Текст книги "Гордость и предубеждение (др. перевод)"
Автор книги: Джейн Остин
Жанр:
Классическая проза
сообщить о нарушении
Текущая страница: 8 (всего у книги 29 страниц) [доступный отрывок для чтения: 11 страниц]
– Степень его вины и низкое происхождение в ваших глазах одинаково ужасны, – огрызнулась Элизабет, – так как, судя по тому, что я только что услышала, основное его преступление состоит в том, что он сын камергера мистера Дарси; но об этом, уверяю вас, он лично рассказал мне при первой же нашей встрече.
– В таком случае, не смею более вас задерживать, – хмыкнула в ответ девица. – Простите мне мое вмешательство. Оно было вызвано благими побуждениями.
“Дерзкая девчонка! – негодовала про себя Элизабет. – Ты сильно ошибаешься, если думаешь, будто можешь повлиять на мое мнение такими жалкими выпадами. В этом я чувствую только твое сознательное невежество и злую волю мистера Дарси.”
Она отправилась на поиски старшей сестры, которая в этот момент подвергала мистера Бингли допросу с пристрастием. Джейн встретила ее с такой очаровательной улыбкой, с таким блаженством на лице, что и без слов было понятно, в каком восторге она от этого вечера. Элизабет всегда читала мысли сестры; и все ее негодование на злопыхателей и озабоченность судьбой мистера Уикема отошли на задний план при виде того, как близка Джейн к своему счастью.
– Расскажи мне, – попросила она с улыбкой, не менее лучезарной, чем у сестры, – что тебе удалось выяснить о мистере Уикеме. Впрочем, ты, наверняка, была слишком занята собственным удовольствием, чтобы думать о ком-либо еще. Если мое предположение верно, ты можешь смело рассчитывать на мои извинения.
– Нет! – воскликнула Джейн. – Я не забыла о нем; но, боюсь, ничего хорошего для тебя я сообщить не могу. Мистер Бингли не знаком со всеми подробностями этой истории и совершенно не знает обстоятельств, которые так оскорбили мистера Дарси, но он головой ручается за порядочность и достойное поведение своего друга и полностью убежден в том, что мистер Уикем не заслуживал такого внимания мистера Дарси, кое он получал в свое время. Мне тяжело об этом говорить, но, судя по словам мистера Бингли и его сестры, мистер Уикем ни в коей мере не может считаться порядочным молодым человеком. Боюсь, он действовал весьма неблагоразумно и вполне заслужил такое к себе отношение со стороны мистера Дарси.
– Мистер Бингли ведь не знаком лично с мистером Уикемом?
– Нет. Он никогда его не видел до той самой встречи в Меритоне.
– Значит, свое мнение он составил со слов мистера Дарси. Ну что ж, я полностью удовлетворена. Но что он говорил о завещании?

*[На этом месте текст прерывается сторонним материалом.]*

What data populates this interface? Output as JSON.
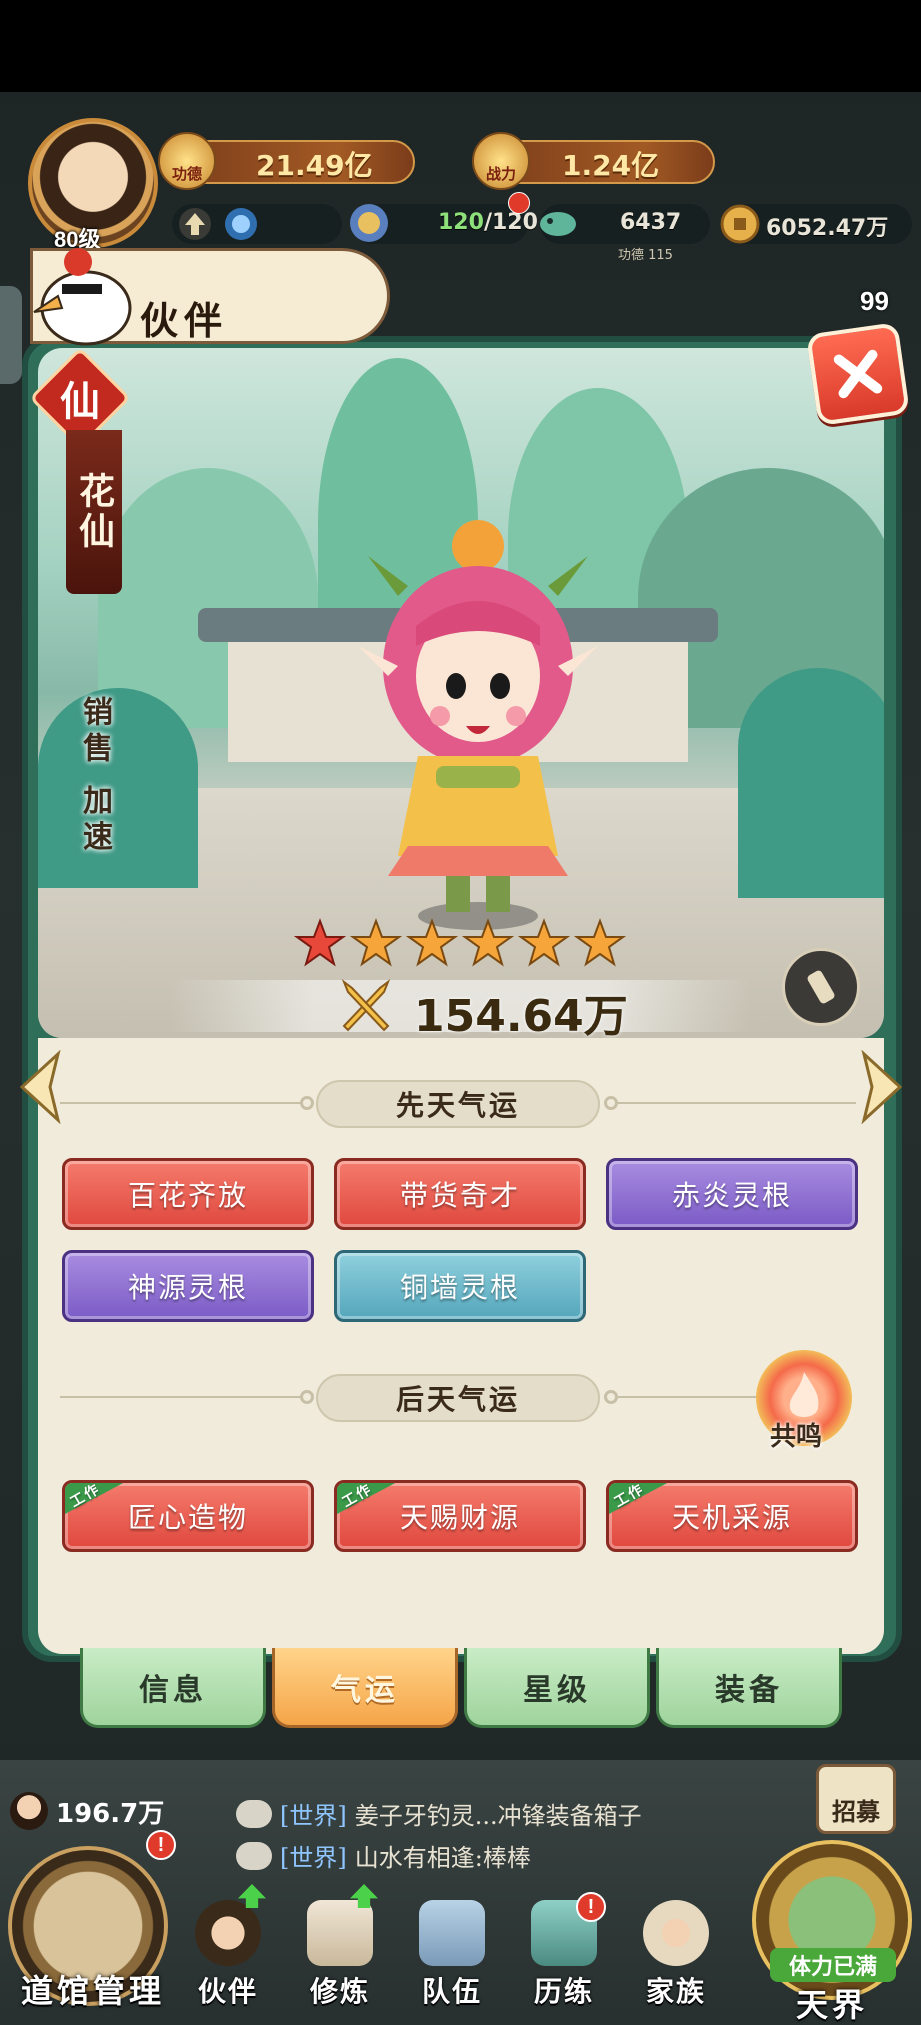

– Он не совсем четко помнит все обстоятельства, хотя мистер Дарси и рассказывал ему о них не единожды; но ему кажется, будто оно было составлено с отдельной оговоркой особых условий.
– Нисколько не сомневаюсь в честности мистера Бингли, – тепло заверила Элизабет, – но надеюсь, ты меня простишь за то, что я не поверю просто голословным утверждениям. Защита мистера Бингли, безусловно, была бы сильным аргументом; но, поскольку он незнаком с целым рядом обстоятельств этого дела и находится в курсе событий исключительно благодаря рассказам мистера Дарси, я не могу изменить своего мнения ни об одном из этих джентльменов.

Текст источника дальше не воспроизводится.